The Swedish CDC @Folkhalsomynd released a (now retracted) report yesterday with a mathematical model for the number of infected in the Stockholm area. Since the report was only available in Swedish, here is a short summary:

Thread.
1/ Starting with some background. The model focuses on Stockholm Län (i.e. the “county” Stockholm belongs to), which is the hardest hit region in Sweden.

(from April 10th as in the report)
- Total population: 2 374 550
- Confirmed cases: 4128 (now 6400)
- Deaths: 510 (now 1070)
2/ They use a compartment model, dividing the population into 5 groups:

- S: susceptible individuals (not yet infected)
- E: exposed (incubation)
- I_r: reported infected (confirmed)
- I_o: unreported infected
- R: recovered

related by a system of equations:
3/ Individuals in S can get infected and will then move to E, where they incubate for an average of 1/𝜌 = 5.1 days. A fraction of these (p_o) are undetected (go into I_o) while the rest (1-p_o) go into I_r. After avg. 1/𝛾 = 5 days, both recover (move to R).
4/ The contagiousness of the virus at a given time (b_t) is treated as variable, starting at an initial value of 𝜽 and later stabilizing at 𝛿𝜽, with an assumed inflection point at March 16th, which is when Stockholm residents were asked to work remotely.
5/ To estimate b_t, (contagiousness at time t), they fit the parameters 𝛿, 𝜽, and ε to daily confirmed cases by minimizing the square error (residual) between the model prediction and observed (*non-imported*) daily cases. First case is assumed to be Feb 17th.
6/ To account for unconfirmed cases, it is assumed that for every confirmed case, there is some constant number of cases that are never detected. This is expressed as the ratio:

p_o = (unrep. cases)/(all cases)

Unreported cases are assumed to be less contagious by a factor q_o
7/ To solve for the parameters p_o (fraction of total cases that are unreported) and q_o (infectiousness of unreported cases), they rely on a study from @Folkhalsomynd showing 2.5% of pop. in Stockholm Län tested positive for an active infection between March 27th and April 3rd.
8/ **Note**: as I was writing this thread, the report was retracted.

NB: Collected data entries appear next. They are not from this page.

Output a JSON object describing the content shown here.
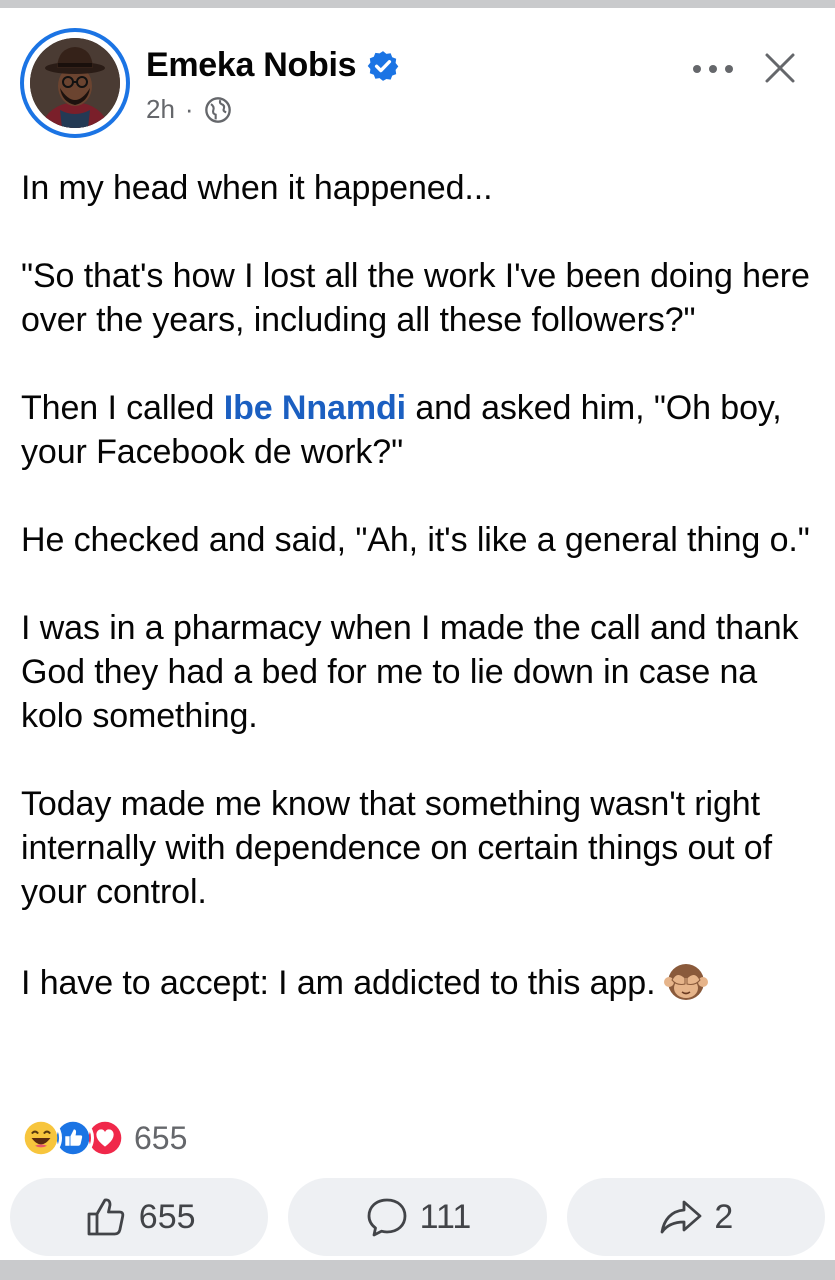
{
  "post": {
    "author": "Emeka Nobis",
    "time": "2h",
    "separator": "·",
    "paragraphs": {
      "p1": "In my head when it happened...",
      "p2": "\"So that's how I lost all the work I've been doing here over the years, including all these followers?\"",
      "p3_before": "Then I called ",
      "p3_mention": "Ibe Nnamdi",
      "p3_after": " and asked him, \"Oh boy, your Facebook de work?\"",
      "p4": "He checked and said, \"Ah, it's like a general thing o.\"",
      "p5": "I was in a pharmacy when I made the call and thank God they had a bed for me to lie down in case na kolo something.",
      "p6": "Today made me know that something wasn't right internally with dependence on certain things out of your control.",
      "p7": "I have to accept: I am addicted to this app."
    },
    "inline_emoji": "see-no-evil-monkey-icon"
  },
  "reactions": {
    "icons": [
      "laugh-icon",
      "like-icon",
      "love-icon"
    ],
    "count": "655"
  },
  "actions": {
    "like_count": "655",
    "comment_count": "111",
    "share_count": "2"
  },
  "colors": {
    "accent": "#1b74e4",
    "mention": "#1b5fc1",
    "button_bg": "#eef0f3",
    "secondary_text": "#65676b"
  }
}
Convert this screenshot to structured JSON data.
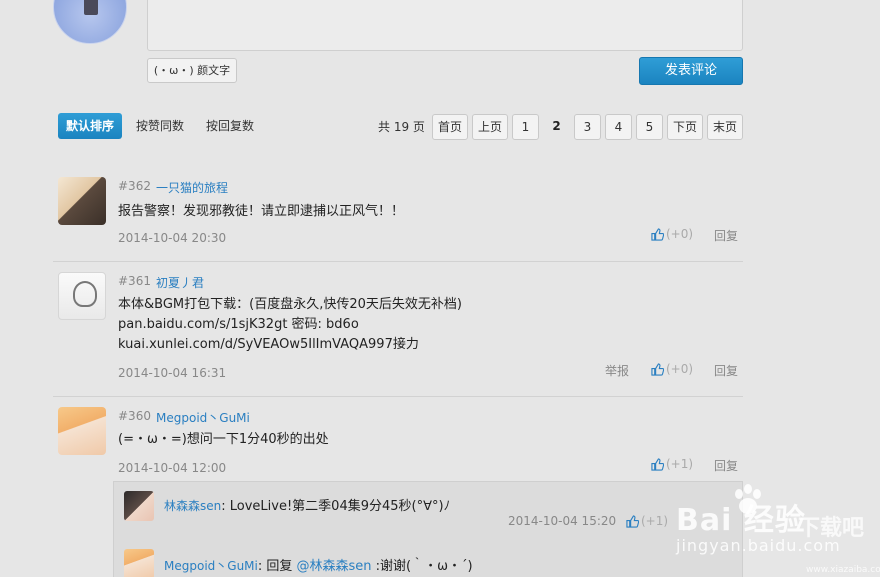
{
  "composer": {
    "emoji_label": "(・ω・) 颜文字",
    "submit_label": "发表评论"
  },
  "sort": {
    "default_label": "默认排序",
    "by_likes_label": "按赞同数",
    "by_replies_label": "按回复数"
  },
  "pagination": {
    "total_label": "共 19 页",
    "first": "首页",
    "prev": "上页",
    "pages": [
      "1",
      "2",
      "3",
      "4",
      "5"
    ],
    "current_page": "2",
    "next": "下页",
    "last": "末页"
  },
  "comments": [
    {
      "number": "#362",
      "user": "一只猫的旅程",
      "lines": [
        "报告警察！发现邪教徒！请立即逮捕以正风气！！"
      ],
      "time": "2014-10-04 20:30",
      "likes": "(+0)",
      "reply_label": "回复"
    },
    {
      "number": "#361",
      "user": "初夏丿君",
      "lines": [
        "本体&BGM打包下载：(百度盘永久,快传20天后失效无补档)",
        "pan.baidu.com/s/1sjK32gt 密码: bd6o",
        "kuai.xunlei.com/d/SyVEAOw5IlImVAQA997接力"
      ],
      "time": "2014-10-04 16:31",
      "report_label": "举报",
      "likes": "(+0)",
      "reply_label": "回复"
    },
    {
      "number": "#360",
      "user": "Megpoid丶GuMi",
      "lines": [
        "(=・ω・=)想问一下1分40秒的出处"
      ],
      "time": "2014-10-04 12:00",
      "likes": "(+1)",
      "reply_label": "回复",
      "sub_replies": [
        {
          "user": "林森森sen",
          "text": ": LoveLive!第二季04集9分45秒(°∀°)ﾉ",
          "time": "2014-10-04 15:20",
          "likes": "(+1)"
        },
        {
          "user": "Megpoid丶GuMi",
          "prefix": ": 回复 ",
          "mention": "@林森森sen",
          "text": " :谢谢(｀・ω・´)"
        }
      ]
    }
  ],
  "watermark": {
    "logo": "Bai 经验",
    "sub": "jingyan.baidu.com",
    "right_mark": "下载吧",
    "site": "www.xiazaiba.com"
  },
  "colors": {
    "accent": "#1b84c0",
    "link": "#2a7fc1",
    "muted": "#888888",
    "background": "#e6e6e6"
  }
}
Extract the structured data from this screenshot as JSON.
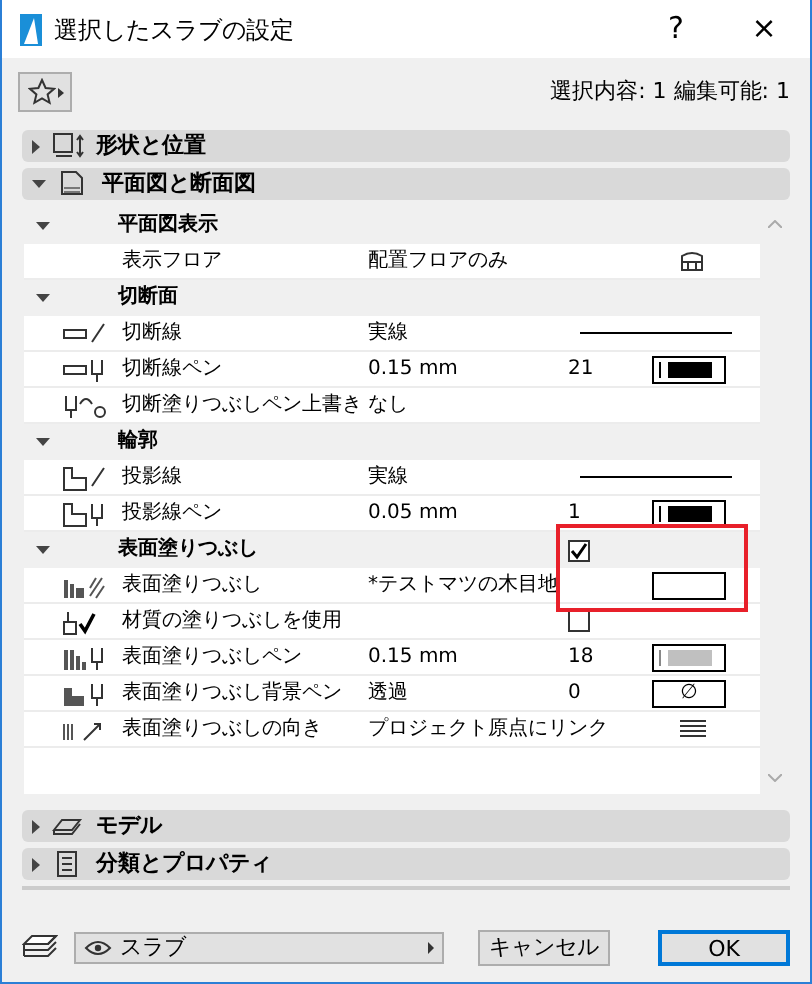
{
  "window": {
    "title": "選択したスラブの設定",
    "help": "?",
    "close": "×"
  },
  "toolbar": {
    "summary": "選択内容: 1 編集可能: 1"
  },
  "sections": [
    {
      "title": "形状と位置",
      "expanded": false
    },
    {
      "title": "平面図と断面図",
      "expanded": true,
      "groups": [
        {
          "title": "平面図表示",
          "expanded": true,
          "rows": [
            {
              "label": "表示フロア",
              "value": "配置フロアのみ",
              "kind": "floor"
            }
          ]
        },
        {
          "title": "切断面",
          "expanded": true,
          "rows": [
            {
              "label": "切断線",
              "value": "実線",
              "kind": "line"
            },
            {
              "label": "切断線ペン",
              "value": "0.15 mm",
              "number": "21",
              "kind": "pen",
              "color": "#000000"
            },
            {
              "label": "切断塗りつぶしペン上書き",
              "value": "なし",
              "kind": "none"
            }
          ]
        },
        {
          "title": "輪郭",
          "expanded": true,
          "rows": [
            {
              "label": "投影線",
              "value": "実線",
              "kind": "line"
            },
            {
              "label": "投影線ペン",
              "value": "0.05 mm",
              "number": "1",
              "kind": "pen",
              "color": "#000000"
            }
          ]
        },
        {
          "title": "表面塗りつぶし",
          "expanded": true,
          "checked": true,
          "highlighted": true,
          "rows": [
            {
              "label": "表面塗りつぶし",
              "value": "*テストマツの木目地",
              "kind": "fill",
              "highlighted": true
            },
            {
              "label": "材質の塗りつぶしを使用",
              "kind": "checkbox",
              "checked": false
            },
            {
              "label": "表面塗りつぶしペン",
              "value": "0.15 mm",
              "number": "18",
              "kind": "pen",
              "color": "#c0c0c0"
            },
            {
              "label": "表面塗りつぶし背景ペン",
              "value": "透過",
              "number": "0",
              "kind": "transparent",
              "symbol": "∅"
            },
            {
              "label": "表面塗りつぶしの向き",
              "value": "プロジェクト原点にリンク",
              "kind": "hatch"
            }
          ]
        }
      ]
    },
    {
      "title": "モデル",
      "expanded": false
    },
    {
      "title": "分類とプロパティ",
      "expanded": false
    }
  ],
  "footer": {
    "layer": "スラブ",
    "cancel": "キャンセル",
    "ok": "OK"
  }
}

The reason being that the Scenario 3 estimate below of p_o = 99.9% (previously reported as best fit) implies that the total number of infected exceeds the population of Stockholm.
9/ They consider three combinations of (p_o, q_o) that match population prevalence of 2.5% in the above study.

Scenario 1: (0.99, 1)
Scenario 2: (0.995, 0.55)
Scenario 3: (0.999, 0.11)

i.e. between 100-1000 unconf. cases per confirmed, and unconf. cases are 11-100% infectious.
10/ Because scenario 1 predicts a pop. prevalence of 2.3% (unlike 2.5% for scenarios 2 and 3), they do not include it in the full analysis. It is kept "only as a lower bound for the rate of unconf. cases".
11/ **Results**:

*Reminder: the report has now been retracted.*

Overall, Scenario 3 was claimed to be the best fit to the data. This would imply 99.9% of all cases are undetected, with undetected cases being 11% as infectious.
12/ Depending on scenario, they claim that the number of infected peaked between April 15th-17th, with a total of 86000 active infections.
13/ R_e (effective number of new contagions per infected) was estimated to be just above 1 by April 10th:
14/ They estimated that by April 11th, 17-19% of Stockholm had been infected, and project 29-32% will be infected by May 1st.
15/ The report includes nearly identical projections for each of the scenarios. On the left are the daily reported cases and on the right the number of infections at a given time.
16/ Finally, they apply some perturbations to (p_o, q_o) to estimate how sensitive the models are to error, but I'm going to skip that since the entire thing has already been retracted.